Ele exige que o estigmatizado se aceite, alegre e inconscientemente, como igual aos normais enquanto, ao mesmo tempo,
se retire voluntariamente daquelas situações em que os normais considerariam difícil manter uma aceitação semelhante.

A fórmula geral é evidente. Exige-se do indivíduo estigmatizado que ele se comporte de maneira tal que não signifique nem que sua carga é pesada, e nem que carregá-la tornou-o diferente de nós;
ao mesmo tempo, ele deve-se manter a uma distância tal que nos assegure que podemos confirmar, de forma indolor, essa crença sobre ele.

A ironia dessas recomendações não é o fato de se pedir ao estigmatizado que ele seja, pacientemente, frente aos outros, o que eles não lhe deixam ser,
mas que essa expropriação de sua resposta possa ser a sua melhor recompensa.

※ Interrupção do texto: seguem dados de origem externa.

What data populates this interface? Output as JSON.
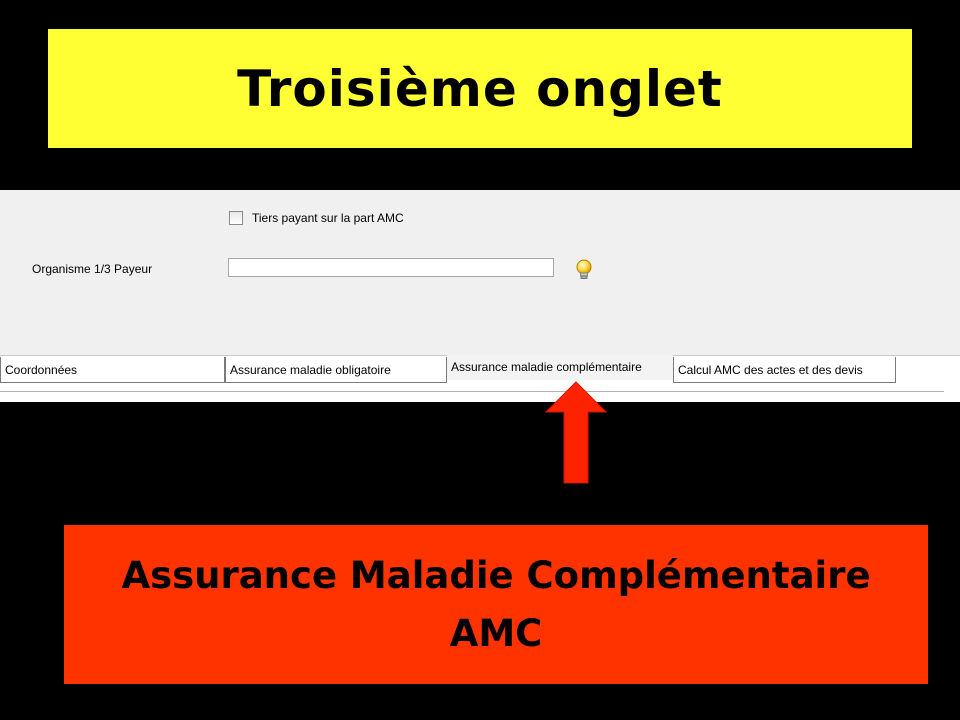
{
  "title": "Troisième onglet",
  "form": {
    "checkbox_label": "Tiers payant sur la part AMC",
    "checkbox_checked": false,
    "field_label": "Organisme 1/3 Payeur",
    "field_value": ""
  },
  "tabs": [
    {
      "label": "Coordonnées",
      "active": false
    },
    {
      "label": "Assurance maladie obligatoire",
      "active": false
    },
    {
      "label": "Assurance maladie complémentaire",
      "active": true
    },
    {
      "label": "Calcul AMC des actes et des devis",
      "active": false
    }
  ],
  "caption": {
    "line1": "Assurance Maladie Complémentaire",
    "line2": "AMC"
  },
  "colors": {
    "title_bg": "#ffff33",
    "caption_bg": "#ff3300",
    "arrow": "#ff2200",
    "background": "#000000"
  },
  "icons": {
    "hint": "lightbulb-icon",
    "pointer": "arrow-up-icon"
  }
}
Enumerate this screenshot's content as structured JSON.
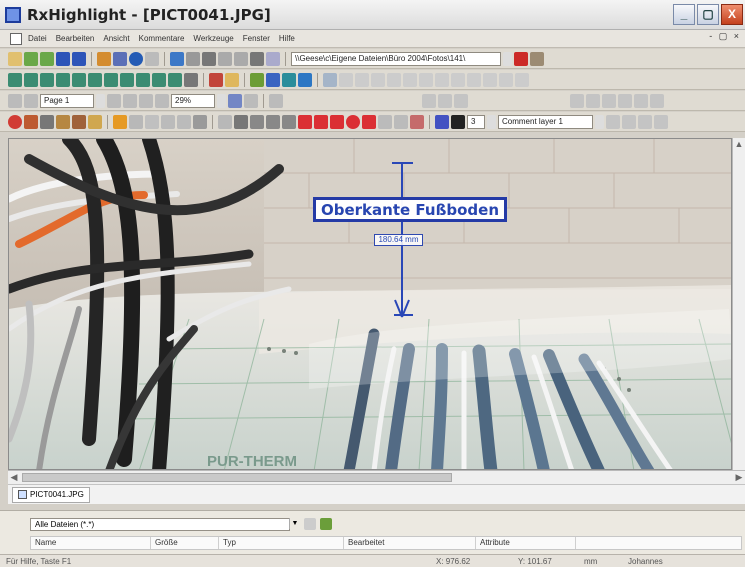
{
  "window": {
    "title": "RxHighlight - [PICT0041.JPG]",
    "buttons": [
      "_",
      "▢",
      "X"
    ]
  },
  "menubar": {
    "items": [
      "Datei",
      "Bearbeiten",
      "Ansicht",
      "Kommentare",
      "Werkzeuge",
      "Fenster",
      "Hilfe"
    ],
    "mdi_buttons": "- ▢ ×"
  },
  "toolbar2": {
    "path": "\\\\Geese\\c\\Eigene Dateien\\Büro 2004\\Fotos\\141\\"
  },
  "toolbar3": {
    "page": "Page 1",
    "zoom": "29%"
  },
  "toolbar5": {
    "line_width": "3",
    "layer": "Comment layer 1"
  },
  "annotation": {
    "label": "Oberkante Fußboden",
    "measurement": "180.64 mm",
    "floor_text": "PUR-THERM"
  },
  "tabs": [
    {
      "label": "PICT0041.JPG"
    }
  ],
  "browser": {
    "filter": "Alle Dateien (*.*)",
    "columns": [
      "Name",
      "Größe",
      "Typ",
      "Bearbeitet",
      "Attribute"
    ]
  },
  "status": {
    "help": "Für Hilfe, Taste F1",
    "x": "X: 976.62",
    "y": "Y: 101.67",
    "unit": "mm",
    "user": "Johannes"
  },
  "colors": {
    "annotation_blue": "#243aa6",
    "close_red": "#c4411e"
  }
}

Se, de fato, ele deseja viver tanto quanto possível "como qualquer outra pessoa" e ser aceito "pelo que realmente é",
então, em muitos casos, a posição mais inteligente a tomar é a de que tem um fundo falso,
já que, em muitos casos, o grau de aceitação da pessoa estigmatizada pelos normais pode ser maximizado se ela atuar com absoluta espontaneidade e naturalidade como se a aceitação condicional de si mesma, que ela procura não superar,
fosse a aceitação total.

Mas é claro que o que é um bom ajustamento para o indivíduo é ainda melhor para a sociedade.
Pode-se acrescentar que a confusão dos limites é uma característica básica da organização social;
o que, até certo ponto, se pede que muitos aceitem é a manutenção da aceitação-fantasma.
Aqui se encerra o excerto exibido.